Kim Burton, head of trust and compliance at Tessian, the company that conducted the survey, suggests that companies focus on sending a clear message that security is everyone’s job:
Employees focus on what they perceive their role to be. If leadership treats security as separate from everyday work, if security is only spoken about during annual training time, people will do what matches with their perception of their job…
How to build a culture of security
In addition to better communication, Tessian suggests companies take the following steps to improve security:
- Get rid of scare tactics and punishment in security training. Focus on reward and positive reinforcement instead.
- Focus on employee health and wellbeing…because stressed and exhausted employees make bad cybersecurity decisions!
- Tailor your security training by role. Different teams have different jobs, challenges, and communication styles. The training that you give to sales and marketing people should not be the same one that you gave to the engineers!
- Set clear goals and milestones. It’s hard to hit a target if you don’t know what you’re aiming at.

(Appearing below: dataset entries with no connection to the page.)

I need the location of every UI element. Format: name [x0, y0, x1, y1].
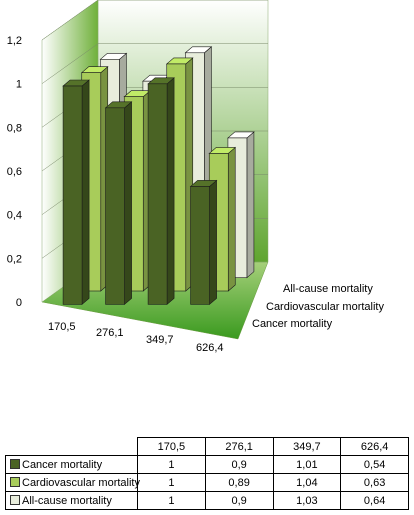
series-label: All-cause mortality [283, 283, 373, 295]
bar [189, 179, 218, 305]
legend-swatch [10, 458, 20, 469]
x-tick-label: 170,5 [48, 321, 76, 333]
table-row: All-cause mortality 1 0,9 1,03 0,64 [5, 491, 409, 510]
table-cell: 0,89 [204, 473, 274, 492]
table-row: Cancer mortality 1 0,9 1,01 0,54 [5, 455, 409, 474]
y-tick-label: 1 [16, 79, 22, 91]
table-cell: 1 [137, 455, 206, 474]
series-name: All-cause mortality [22, 494, 112, 507]
x-axis-ticks: 170,5 276,1 349,7 626,4 [48, 321, 224, 354]
data-table: 170,5 276,1 349,7 626,4 Cancer mortality 1 0,… [5, 437, 409, 510]
legend-swatch [10, 494, 20, 505]
y-tick-label: 0,8 [7, 122, 22, 134]
gridline [41, 0, 268, 41]
y-tick-label: 0,6 [7, 166, 22, 178]
table-cell: 1 [137, 473, 206, 492]
table-column-header: 626,4 [340, 437, 409, 456]
table-cell: 0,54 [340, 455, 409, 474]
x-tick-label: 626,4 [196, 342, 224, 354]
legend-swatch [10, 476, 20, 487]
table-cell: 1,01 [272, 455, 342, 474]
table-series-cell: All-cause mortality [5, 491, 138, 510]
y-tick-label: 1,2 [7, 35, 22, 47]
bar [104, 101, 133, 305]
table-row: Cardiovascular mortality 1 0,89 1,04 0,63 [5, 473, 409, 492]
table-column-header: 170,5 [137, 437, 206, 456]
gridline [41, 43, 268, 84]
bar-chart-3d: 0 0,2 0,4 0,6 0,8 1 1,2 170,5 276,1 349,7 626,4 C… [7, 0, 384, 354]
x-tick-label: 349,7 [146, 334, 174, 346]
table-cell: 1,04 [272, 473, 342, 492]
table-header-row: 170,5 276,1 349,7 626,4 [5, 437, 409, 456]
y-tick-label: 0,2 [7, 253, 22, 265]
series-name: Cardiovascular mortality [22, 476, 140, 489]
series-label: Cancer mortality [252, 318, 333, 330]
bar [147, 77, 175, 305]
series-depth-labels: Cancer mortality Cardiovascular mortality… [252, 283, 384, 330]
table-cell: 0,9 [204, 455, 274, 474]
y-tick-label: 0,4 [7, 210, 22, 222]
y-tick-label: 0 [16, 297, 22, 309]
table-cell: 0,63 [340, 473, 409, 492]
series-name: Cancer mortality [22, 458, 103, 471]
table-series-cell: Cardiovascular mortality [5, 473, 140, 492]
table-column-header: 349,7 [272, 437, 342, 456]
table-cell: 1 [137, 491, 206, 510]
table-column-header: 276,1 [204, 437, 274, 456]
table-cell: 0,64 [340, 491, 409, 510]
x-tick-label: 276,1 [96, 327, 124, 339]
bar [62, 79, 90, 305]
table-cell: 0,9 [204, 491, 274, 510]
table-series-cell: Cancer mortality [5, 455, 138, 474]
series-label: Cardiovascular mortality [266, 301, 384, 313]
table-cell: 1,03 [272, 491, 342, 510]
bars [62, 46, 255, 305]
y-axis-ticks: 0 0,2 0,4 0,6 0,8 1 1,2 [7, 35, 22, 309]
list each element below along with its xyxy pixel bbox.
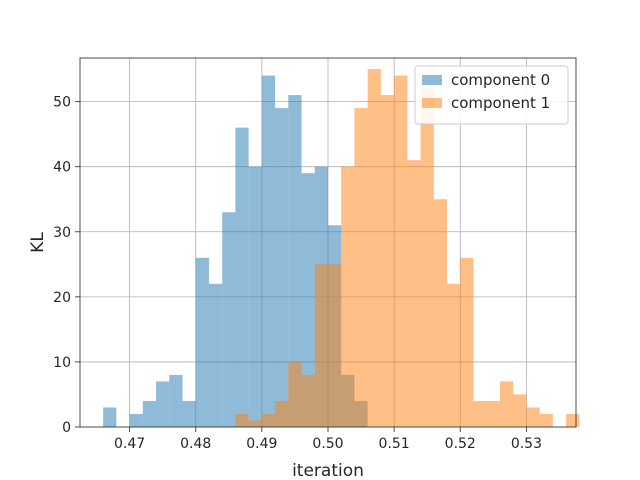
histogram-bar	[142, 400, 157, 427]
histogram-bar	[314, 264, 328, 427]
histogram-bar	[301, 374, 315, 427]
histogram-bar	[275, 400, 289, 427]
histogram-bar	[288, 361, 302, 427]
x-axis-label: iteration	[292, 461, 364, 480]
histogram-bar	[195, 257, 209, 427]
histogram-bar	[367, 69, 381, 428]
histogram-bar	[394, 75, 408, 428]
histogram-bar	[539, 413, 553, 427]
histogram-bar	[169, 374, 183, 427]
y-tick-label: 50	[53, 95, 71, 111]
histogram-bar	[380, 95, 395, 427]
y-tick-label: 10	[53, 355, 71, 371]
histogram-bar	[420, 88, 434, 427]
histogram-bar	[460, 257, 474, 427]
series-1-bars	[235, 69, 580, 428]
histogram-bar	[433, 199, 448, 427]
histogram-bar	[301, 173, 315, 427]
histogram-bar	[261, 75, 276, 428]
histogram-bar	[275, 108, 289, 427]
x-tick-label: 0.52	[445, 436, 476, 452]
legend-label: component 0	[451, 71, 550, 89]
histogram-bar	[499, 381, 514, 427]
y-tick-label: 40	[53, 160, 71, 176]
histogram-bar	[103, 407, 117, 427]
x-tick-label: 0.50	[312, 436, 343, 452]
legend-swatch	[422, 98, 442, 108]
histogram-bar	[235, 413, 249, 427]
histogram-bar	[566, 413, 580, 427]
y-tick-label: 0	[62, 420, 71, 436]
legend: component 0 component 1	[414, 65, 569, 125]
histogram-bar	[473, 400, 487, 427]
histogram-bar	[182, 400, 196, 427]
histogram-bar	[248, 420, 262, 427]
histogram-bar	[288, 95, 302, 427]
histogram-bar	[354, 108, 368, 427]
histogram-bar	[513, 394, 527, 427]
histogram-bar	[235, 127, 249, 427]
legend-box	[414, 65, 569, 125]
histogram-bar	[222, 212, 236, 427]
legend-label: component 1	[451, 94, 550, 112]
histogram-bar	[341, 166, 355, 427]
x-tick-label: 0.53	[511, 436, 542, 452]
bars	[103, 69, 580, 428]
x-tick-label: 0.49	[246, 436, 277, 452]
legend-swatch	[422, 75, 442, 85]
histogram-bar	[447, 283, 461, 427]
ticks: 0.47 0.48 0.49 0.50 0.51 0.52 0.53 0 10 20 30 40 50	[53, 95, 542, 452]
histogram-bar	[248, 166, 262, 427]
y-tick-label: 20	[53, 290, 71, 306]
histogram-bar	[129, 413, 143, 427]
histogram-bar	[156, 381, 170, 427]
histogram-bar	[328, 264, 342, 427]
histogram-bar	[486, 400, 500, 427]
x-tick-label: 0.47	[114, 436, 145, 452]
histogram-bar	[261, 413, 276, 427]
histogram-bar	[208, 283, 223, 427]
y-tick-label: 30	[53, 225, 71, 241]
x-tick-label: 0.51	[379, 436, 410, 452]
y-axis-label: KL	[28, 232, 48, 253]
histogram-bar	[526, 407, 540, 427]
x-tick-label: 0.48	[180, 436, 211, 452]
histogram-bar	[407, 160, 421, 427]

We’ll add a final piece of advice: Remember that it’s OK to be “that person” where security is concerned. If you listen to The Checklist, you’re more security-savvy than most. So share what you know with the team!
An AirTag doesn’t make you Batman
A recent story in Cult of Mac illustrates why it’s a bad idea to go after stolen property on your own — even if AirTag is telling you where to find it!
An AirTag user in New York had put an AirTag on his motor scooter…which was then stolen. He called the police (right!) and then tracked down the thief by himself (d’oh!).
Unfortunately, it didn’t end well for the man: The thief and a second individual assaulted him. The victim survived the incident, but ended up in the hospital — and acknowledges that it could have been much worse.
We’ve said it before in the past, and we’ll say it again today as a reminder:
If one of your devices is stolen, and you locate it using Find My — or if an item is stolen and you track it with AirTag — please just call the police and let them handle it. It’s a bad idea to confront criminals on your own.